Com essa representação, a galeria reafirma o compromisso de ampliar o alcance da obra de Grauben e preservar o seu legado.

Damián Ortega em museu de São Paulo.

11/maio

 

A mostra no MASP, apresenta mais de três décadas de trabalho do artista Damián Ortega (Cidade do México, 1967), um dos principais expoentes de sua geração. Transitando entre fotografia, vídeo, escultura e instalação, Damián Ortega convida o público a reexaminar materiais e objetos cotidianos para investigar narrativas sociais, econômicas e políticas. Em sua icônica prática escultórica, ele desmonta objetos, como carros, reorganizando suas partes e exibindo-as em novas configurações. O mesmo pensamento de rearranjo aparece em obras em que dispõe ferramentas, pedras ou tijolos em montagens suspensas.
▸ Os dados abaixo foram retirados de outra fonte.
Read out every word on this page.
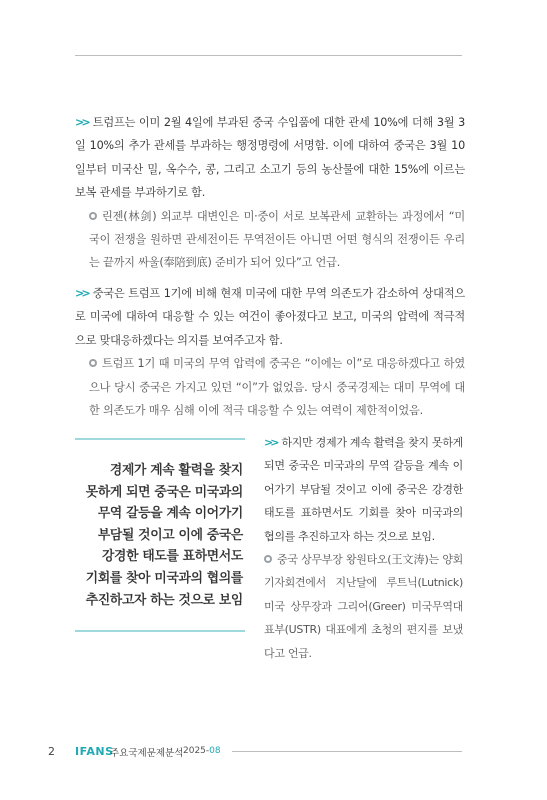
>> 트럼프는 이미 2월 4일에 부과된 중국 수입품에 대한 관세 10%에 더해 3월 3일 10%의 추가 관세를 부과하는 행정명령에 서명함. 이에 대하여 중국은 3월 10일부터 미국산 밀, 옥수수, 콩, 그리고 소고기 등의 농산물에 대한 15%에 이르는 보복 관세를 부과하기로 함.

린젠(林剑) 외교부 대변인은 미·중이 서로 보복관세 교환하는 과정에서 “미국이 전쟁을 원하면 관세전이든 무역전이든 아니면 어떤 형식의 전쟁이든 우리는 끝까지 싸울(奉陪到底) 준비가 되어 있다”고 언급.

>> 중국은 트럼프 1기에 비해 현재 미국에 대한 무역 의존도가 감소하여 상대적으로 미국에 대하여 대응할 수 있는 여건이 좋아졌다고 보고, 미국의 압력에 적극적으로 맞대응하겠다는 의지를 보여주고자 함.

트럼프 1기 때 미국의 무역 압력에 중국은 “이에는 이”로 대응하겠다고 하였으나 당시 중국은 가지고 있던 “이”가 없었음. 당시 중국경제는 대미 무역에 대한 의존도가 매우 심해 이에 적극 대응할 수 있는 여력이 제한적이었음.

경제가 계속 활력을 찾지
못하게 되면 중국은 미국과의
무역 갈등을 계속 이어가기
부담될 것이고 이에 중국은
강경한 태도를 표하면서도
기회를 찾아 미국과의 협의를
추진하고자 하는 것으로 보임

>> 하지만 경제가 계속 활력을 찾지 못하게 되면 중국은 미국과의 무역 갈등을 계속 이어가기 부담될 것이고 이에 중국은 강경한 태도를 표하면서도 기회를 찾아 미국과의 협의를 추진하고자 하는 것으로 보임.

중국 상무부장 왕원타오(王文涛)는 양회 기자회견에서 지난달에 루트닉(Lutnick) 미국 상무장과 그리어(Greer) 미국무역대표부(USTR) 대표에게 초청의 편지를 보냈다고 언급.

2 IFANS
주요국제문제분석 2025-08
A reorganização desses objetos na forma de diagramas espaciais é frequentemente carregada de humor e comentários políticos e sociais. A exposição destaca obras importantes de sua trajetória e um conjunto de trabalhos que investigam aspectos da arquitetura brasileira. A mostra é organizada em parceria com o Museo de Arte Latino-Americana de Buenos Aires (MALBA) e marca a primeira individual de Damián Ortega em um museu de São Paulo.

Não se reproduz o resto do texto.